If there has been a subliminal theme running through the auto industry of late, it may be this: Personal greed appears to be on the rise, while personal ethics have taken it on the chin.
What's especially problematic is that these illicit actions have occurred largely during an extended period of economic growth — a period which soon may be coming to an end.
Few corners of this large industry remain untouched by recent scandals: dealers selling out of trust, a widening UAW scandal, suppliers fixing prices and automakers caught cheating on emissions standards or paying massive fines because they dragged their feet on recalls.
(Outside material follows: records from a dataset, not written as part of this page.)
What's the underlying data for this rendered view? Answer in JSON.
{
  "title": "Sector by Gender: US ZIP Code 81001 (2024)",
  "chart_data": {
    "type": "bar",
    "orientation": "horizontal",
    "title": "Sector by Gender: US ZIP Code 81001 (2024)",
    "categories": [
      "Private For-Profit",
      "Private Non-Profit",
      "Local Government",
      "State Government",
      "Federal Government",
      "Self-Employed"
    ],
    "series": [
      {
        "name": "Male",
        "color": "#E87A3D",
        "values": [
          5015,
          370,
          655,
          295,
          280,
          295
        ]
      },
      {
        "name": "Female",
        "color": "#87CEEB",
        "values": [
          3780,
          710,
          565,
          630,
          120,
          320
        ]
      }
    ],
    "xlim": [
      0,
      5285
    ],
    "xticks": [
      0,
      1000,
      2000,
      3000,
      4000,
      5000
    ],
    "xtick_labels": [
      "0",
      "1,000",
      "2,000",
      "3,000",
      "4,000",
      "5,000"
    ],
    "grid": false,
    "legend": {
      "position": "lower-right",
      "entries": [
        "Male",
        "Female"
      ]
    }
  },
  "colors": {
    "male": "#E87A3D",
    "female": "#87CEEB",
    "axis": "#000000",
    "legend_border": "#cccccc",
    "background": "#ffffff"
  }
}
All of these examples have more in common than just the admitted guilt of the accused. They point to a difficulty within large segments of the industry to cope with change without cheating — to accept and understand that failure is a naturally occurring outcome, just like success.
Why do people make bad choices? Greed certainly can be a prime motivator, even a driving force for some. But historically, the auto industry has had a low tolerance for failure. Perhaps that has been for good reason in some areas, given high development costs and the uncompromising need for safety. On the other hand, failure can be a valuable teacher, and a managerial intolerance of failure is a prime motivator for some employees to make unethical choices to keep their jobs.
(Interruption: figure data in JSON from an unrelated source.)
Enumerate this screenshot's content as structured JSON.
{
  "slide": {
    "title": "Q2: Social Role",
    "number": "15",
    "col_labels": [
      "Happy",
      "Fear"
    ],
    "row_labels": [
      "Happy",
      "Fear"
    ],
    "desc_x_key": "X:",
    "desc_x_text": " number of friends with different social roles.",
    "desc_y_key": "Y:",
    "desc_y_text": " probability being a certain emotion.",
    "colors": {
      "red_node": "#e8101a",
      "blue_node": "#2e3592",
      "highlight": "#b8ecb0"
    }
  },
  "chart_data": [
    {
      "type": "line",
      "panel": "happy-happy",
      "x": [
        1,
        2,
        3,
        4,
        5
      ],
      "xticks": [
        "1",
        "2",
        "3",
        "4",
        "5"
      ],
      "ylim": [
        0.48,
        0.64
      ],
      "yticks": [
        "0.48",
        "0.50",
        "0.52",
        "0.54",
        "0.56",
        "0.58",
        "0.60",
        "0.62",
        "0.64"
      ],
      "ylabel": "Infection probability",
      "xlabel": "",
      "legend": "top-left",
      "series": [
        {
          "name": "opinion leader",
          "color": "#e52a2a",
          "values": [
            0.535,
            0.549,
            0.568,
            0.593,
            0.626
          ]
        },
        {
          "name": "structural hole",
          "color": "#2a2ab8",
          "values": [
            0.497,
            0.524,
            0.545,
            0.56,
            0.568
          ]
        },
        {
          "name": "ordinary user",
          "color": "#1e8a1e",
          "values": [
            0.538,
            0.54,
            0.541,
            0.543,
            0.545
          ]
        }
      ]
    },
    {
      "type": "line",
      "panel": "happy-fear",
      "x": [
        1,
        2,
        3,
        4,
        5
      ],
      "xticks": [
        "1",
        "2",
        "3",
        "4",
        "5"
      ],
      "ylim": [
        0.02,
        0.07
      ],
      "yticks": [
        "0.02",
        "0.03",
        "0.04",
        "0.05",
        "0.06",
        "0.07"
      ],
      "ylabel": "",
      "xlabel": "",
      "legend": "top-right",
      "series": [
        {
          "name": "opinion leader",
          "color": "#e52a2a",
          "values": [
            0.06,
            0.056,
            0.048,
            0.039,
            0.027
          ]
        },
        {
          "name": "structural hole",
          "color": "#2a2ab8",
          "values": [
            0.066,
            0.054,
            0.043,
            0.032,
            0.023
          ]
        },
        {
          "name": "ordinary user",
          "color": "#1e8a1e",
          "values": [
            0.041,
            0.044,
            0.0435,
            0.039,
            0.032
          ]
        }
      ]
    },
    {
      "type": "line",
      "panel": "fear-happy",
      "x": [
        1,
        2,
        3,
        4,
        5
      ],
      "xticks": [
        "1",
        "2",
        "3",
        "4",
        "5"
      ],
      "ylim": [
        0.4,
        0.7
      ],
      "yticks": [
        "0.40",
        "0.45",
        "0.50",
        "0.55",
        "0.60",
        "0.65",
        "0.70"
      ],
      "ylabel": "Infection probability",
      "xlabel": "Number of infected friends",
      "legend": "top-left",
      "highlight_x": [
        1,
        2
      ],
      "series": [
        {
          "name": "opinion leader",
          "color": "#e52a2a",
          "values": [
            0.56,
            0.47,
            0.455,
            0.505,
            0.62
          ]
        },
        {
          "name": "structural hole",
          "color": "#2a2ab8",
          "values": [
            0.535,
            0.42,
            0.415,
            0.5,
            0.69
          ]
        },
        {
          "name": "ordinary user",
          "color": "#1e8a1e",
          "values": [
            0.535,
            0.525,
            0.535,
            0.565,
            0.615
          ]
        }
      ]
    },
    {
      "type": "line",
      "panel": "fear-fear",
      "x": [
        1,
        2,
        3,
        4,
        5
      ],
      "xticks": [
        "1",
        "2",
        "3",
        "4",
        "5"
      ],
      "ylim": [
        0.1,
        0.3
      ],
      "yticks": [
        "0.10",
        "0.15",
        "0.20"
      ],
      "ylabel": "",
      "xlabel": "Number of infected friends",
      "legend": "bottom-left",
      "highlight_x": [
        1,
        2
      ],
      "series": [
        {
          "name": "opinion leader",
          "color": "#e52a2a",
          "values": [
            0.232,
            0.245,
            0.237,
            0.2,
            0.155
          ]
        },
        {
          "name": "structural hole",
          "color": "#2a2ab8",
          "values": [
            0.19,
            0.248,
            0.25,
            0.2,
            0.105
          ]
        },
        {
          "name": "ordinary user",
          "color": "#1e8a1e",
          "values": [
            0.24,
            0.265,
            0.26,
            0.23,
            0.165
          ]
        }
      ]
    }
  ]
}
If employees are told that "failure is not an option" on a project, as was expressed to Volkswagen engineers in their early work on the automaker's problematic diesel engines, and success remains unattainable, the motivation to cheat grows exponentially.
There are no valid excuses for unethical behavior in any corner of the automotive industry, despite the multitude of creative rationalizations. As Albert Einstein once noted, "Relativity applies to physics, not ethics."
Industry leaders would be wise to remember that — especially as sales, profits and other metrics get squeezed in a downturn.